The Prairie Farmer Recreation Trail
The Prairie Farmer Recreational Trail -- not just a great way to get from here to there (View Map). A great for walking, roller-blading, cross-country skiing, snowmobiling, people watching, bird watching, observing wildlife, enjoying nature and many other great ideas just waiting to be discovered. Bicyclists, joggers, hikers, and cross-country skiers are all invited to use the trail.
Snowmobiles are allowed on a restricted basis between Ridgeway to near Cresco only. The small part of Northeast Iowa that you'll see while on the trail will say it all. We have fresh air, clean water, and open spaces. Discover Iowa. Discover the Prairie Farmer Recreational Trail.
The Prairie Farmer Recreation Trail History
Much of the Prairie Farmer Recreational Trail is constructed on the abandoned Milwaukee Railroad Line. The line dates from 1866, when the McGregor Western Railroad Company finished the route from McGregor to Cresco, Iowa. A year later the line was deeded to the Milwaukee and St. Paul Railroad. By 1869, the McGregor and Sioux City Railroad, also to become part of the Milwaukee and St. Paul Line, finished its route from, Calmar to Nora Spring, Iowa.
During the early part of the 20th Century, train activity was at its peak. In any one day, up to 30 trains, would pass through Calmar, including passenger trains, freight trains, and mixed trains, many of which traveled on this portion of the line.

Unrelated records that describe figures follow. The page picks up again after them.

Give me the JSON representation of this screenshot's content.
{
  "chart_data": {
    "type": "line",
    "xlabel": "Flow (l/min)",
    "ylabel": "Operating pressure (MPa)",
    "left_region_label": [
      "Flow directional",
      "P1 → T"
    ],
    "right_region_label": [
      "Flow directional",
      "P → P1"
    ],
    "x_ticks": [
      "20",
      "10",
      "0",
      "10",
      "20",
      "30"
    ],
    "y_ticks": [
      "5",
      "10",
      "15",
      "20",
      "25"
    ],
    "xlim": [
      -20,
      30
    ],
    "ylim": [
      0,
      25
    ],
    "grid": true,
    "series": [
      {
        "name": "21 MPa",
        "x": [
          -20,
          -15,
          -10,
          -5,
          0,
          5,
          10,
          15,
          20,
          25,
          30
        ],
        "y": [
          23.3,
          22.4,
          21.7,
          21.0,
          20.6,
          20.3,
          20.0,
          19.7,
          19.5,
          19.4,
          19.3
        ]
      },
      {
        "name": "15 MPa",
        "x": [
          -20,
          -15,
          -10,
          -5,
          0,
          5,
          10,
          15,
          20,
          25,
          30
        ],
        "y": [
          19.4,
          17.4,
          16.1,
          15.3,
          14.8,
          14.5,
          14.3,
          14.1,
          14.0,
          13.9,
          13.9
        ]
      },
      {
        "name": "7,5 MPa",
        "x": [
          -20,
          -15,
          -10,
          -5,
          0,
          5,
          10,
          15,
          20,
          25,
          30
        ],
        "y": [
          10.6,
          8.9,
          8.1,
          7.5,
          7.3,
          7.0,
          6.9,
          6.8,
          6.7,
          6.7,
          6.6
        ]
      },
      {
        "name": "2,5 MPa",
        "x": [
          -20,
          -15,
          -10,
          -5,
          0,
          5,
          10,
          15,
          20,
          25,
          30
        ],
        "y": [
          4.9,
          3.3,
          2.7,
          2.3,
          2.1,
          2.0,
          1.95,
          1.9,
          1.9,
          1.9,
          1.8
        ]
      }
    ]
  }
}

By the early 1950s, the popularity of the automobile took its toll on passenger trains. The Marquette, a luxurious passenger train, was pulled off the line. In 1960, the last passenger train to serve Calmar, the Sioux, was discontinued.
To convert the railroad line to trail, the ties were removed, the bed graded, and a limestone chip surface was compacted.
Calmar The terminus is located at the Calmar Train Depot at the intersection of U.S. Highway 52 and the present railroad crossing. Parking is available at the depot site, or around town.
Ridgeway The trail is accessible anywhere within the city limits of Ridgeway. (This is also the access to the snowmobile portion of the trail between Ridgeway and near-Cresco.) The most convenient access is at the Ridgeway Park, located on the east edge of town. The trail runs through the park, where conveniences of water, pit toilets, shelter, playground, picnicking, and parking are provided.
Cresco Access to the Prairie Farm Recreational Trail from Howard County Line is at the trailhead in Cresco.
Accesses are available at any road crossing along the trail. Please do not block the trail with your vehicles.
A small taste of the bounty found in other parts of Winneshiek County can be found along the Prairie Farmer Recreational Trail. On either side of the trail, native prairie areas can be enjoyed from early spring with the emergence of Prairie Smoke, Puccoon, Alexander, and Prairie Phlox.
Midsummer brings about occurrences of Rattlesnake Master, Yellow Coneflower, Wild Quinine, and Blazing Star; and until snow falls, you can enjoy sights of Asters, Goldenrod, and Gentian. Please appreciate the plants where they are. Do not disturb them so the next person on the trail can enjoy them also.
Small woodlands made up of Elm, Sumac, Boxelder and Oak can also be found along the trail, and are home to many types of birds and wildlife.
The trail is funded by the Winneshiek County Conservation Board, the Howard County Conservation Board and by grants from the Iowa and Federal Departments of Transportation. The trail is now hard surfaced the twenty miles from Calmar to Cresco.
For further information about the trail or other parks, or preserves managed by the Winneshiek County Conservation Board, please contact the Board office at: 563.534.7145, or write to the board at 2546 Lake Meyer Road, Ft. Atkinson, Iowa 52144, or visit the Winneshiek County Conservation website by clicking here.
The Prairie Farmer Recreational Trail, extending twenty miles, from Calmar to Cresco provides a new aspect to the realm of activities provided by the Winneshiek County Conservation Board. Many hours of research and mediation as well as physical labor and management have gone into providing a recreational trail that can be used by all age groups and many interest groups.
All persons using the trail are at their own risk and should be aware of possible risk innate to remote and natural areas. Trail users are encouraged to wear protective gear on the trail such as bike helmets, etc. Customary trail etiquette like verbal signal while passing are also suggested. Bikers are also suggested to keep to the right while riding.